Великий магистр революции (Седова) - страница 37

В дальнейшем Керенский впадает в странное противоречие. В то время многие организовывали себе или другим разговор по душам с Государем, доказывая Ему всякую ерунду, и полагали, что таким образом они спасают страну. Неудивительно, если на подобный разговор надеялись и Алексеев со Львовым, но совершенно неясно, зачем для мирного разговора с Государем устанавливать дату, да еще таким экзотическим способом. К тому же, если Алексеев именно с Вырубовым утверждал дату заговора, почему он так холодно встретил того же Вырубова в Крыму? Объяснение дает тот же Керенский: Алексеев был уверен, что в Крым к нему ездили от Гучкова. Вполне понятно желание Алексеева быть на стороне скромного плана Львова вместо революционного плана Гучкова. Алексеев никогда не присоединился бы к Гучкову и потому в Крыму отказался от участия.

Другая идея Львова свелась к предложению престола Великому князю Николаю Николаевичу. Катков называет это предложение «личной инициативой кн. Львова». Такие действия только доказывают полную неспособность руководителя Земгора планировать перевороты. «Неправильная ставка на человека и неправильная постановка всего», — как говорил Гучков.

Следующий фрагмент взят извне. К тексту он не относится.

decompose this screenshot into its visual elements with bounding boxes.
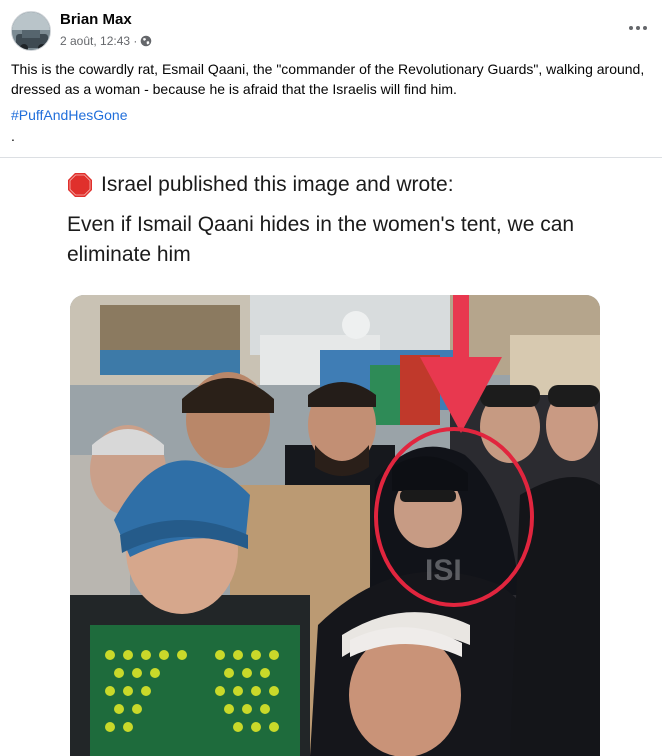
avatar[interactable] (11, 11, 51, 51)
red-arrow-shaft (453, 295, 469, 365)
post-meta: 2 août, 12:43 · (60, 34, 152, 48)
tweet-title-row: Israel published this image and wrote: (67, 172, 454, 198)
post-header: Brian Max 2 août, 12:43 · (0, 0, 662, 56)
more-icon (629, 26, 633, 30)
post-extra-line: . (11, 128, 15, 144)
post-text: This is the cowardly rat, Esmail Qaani, … (11, 61, 645, 97)
crowd-photo: ISI (70, 295, 600, 756)
hashtag-link[interactable]: #PuffAndHesGone (11, 107, 128, 123)
post-image[interactable]: Israel published this image and wrote: E… (0, 158, 662, 756)
tweet-title: Israel published this image and wrote: (101, 173, 454, 196)
tweet-body: Even if Ismail Qaani hides in the women'… (67, 213, 575, 266)
author-name[interactable]: Brian Max (60, 11, 132, 28)
globe-icon[interactable] (140, 35, 152, 47)
post-timestamp[interactable]: 2 août, 12:43 · (60, 34, 137, 48)
more-options-button[interactable] (626, 18, 650, 38)
stop-sign-icon (68, 173, 92, 197)
watermark: ISI (425, 554, 462, 587)
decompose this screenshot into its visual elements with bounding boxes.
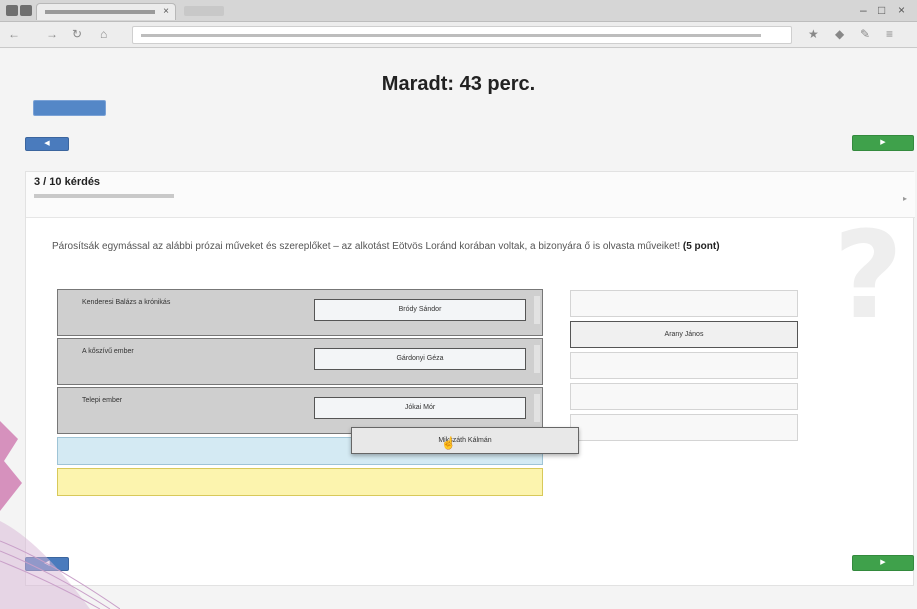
question-subtitle [34,194,174,198]
quiz-page: Maradt: 43 perc. ◀ ▶ 3 / 10 kérdés ▸ ? P… [0,49,917,609]
match-row-highlight-yellow[interactable] [57,468,543,496]
close-tab-icon[interactable]: × [163,7,169,17]
match-row-label: Kenderesi Balázs a krónikás [82,299,171,306]
drop-slot[interactable]: Gárdonyi Géza [314,348,526,370]
match-row: Kenderesi Balázs a krónikás Bródy Sándor [57,289,543,336]
back-icon[interactable]: ← [8,28,20,40]
browser-toolbar: ← → ↻ ⌂ ★ ◆ ✎ ≡ [0,22,917,48]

«С некоторыми генералами, — говорит о Львове Астров, — у него завязались личные отношения — например с Алексеевым. Вряд ли у него были с ними политические разговоры. Говорили просто о России, о жизни, о смерти». Т. И. Полнер, автор известной биографии кн. Львова, говорит: «Нет исторических данных, позволяющих приписывать кн. Львову роль активного заговорщика». Н. В. Вырубов, внучатый племянник Львова, писал: «Я доподлинно знаю по семейным обстоятельствам, что князь Львов не был масоном. Об этом говорил мне мой отец — сам масон, а также родственник и соратник Львова по земельным делам». Сам Львов, кажется, был склонен и бездействие свое расценивать как участие в перевороте; по крайней мере, он как-то ответил по поводу «клевет» на него: «Ну да, конечно, ведь это я сделал революцию, я убил царя и всех… всея».

Левые как самостоятельная сила переворота не готовили. Глобачев характеризует их предреволюционное состояние следующим образом: партия эсеров «влачила жалкое существование до 1916 г.», а затем почти прекратила свое существование; партия большевиков «рядом последовательных ликвидаций приводилась к полной бездеятельности»; социал-демократы меньшевики вошли в ЦВПК Гучкова, а анархисты «в момент переворота почти все содержались по тюрьмам в ожидании суда». Из видных большевиков к началу 1917 г. в России находились два: Подвойский, арестованный в 1916 г., и Шляпников, который «был намечен к задержанию».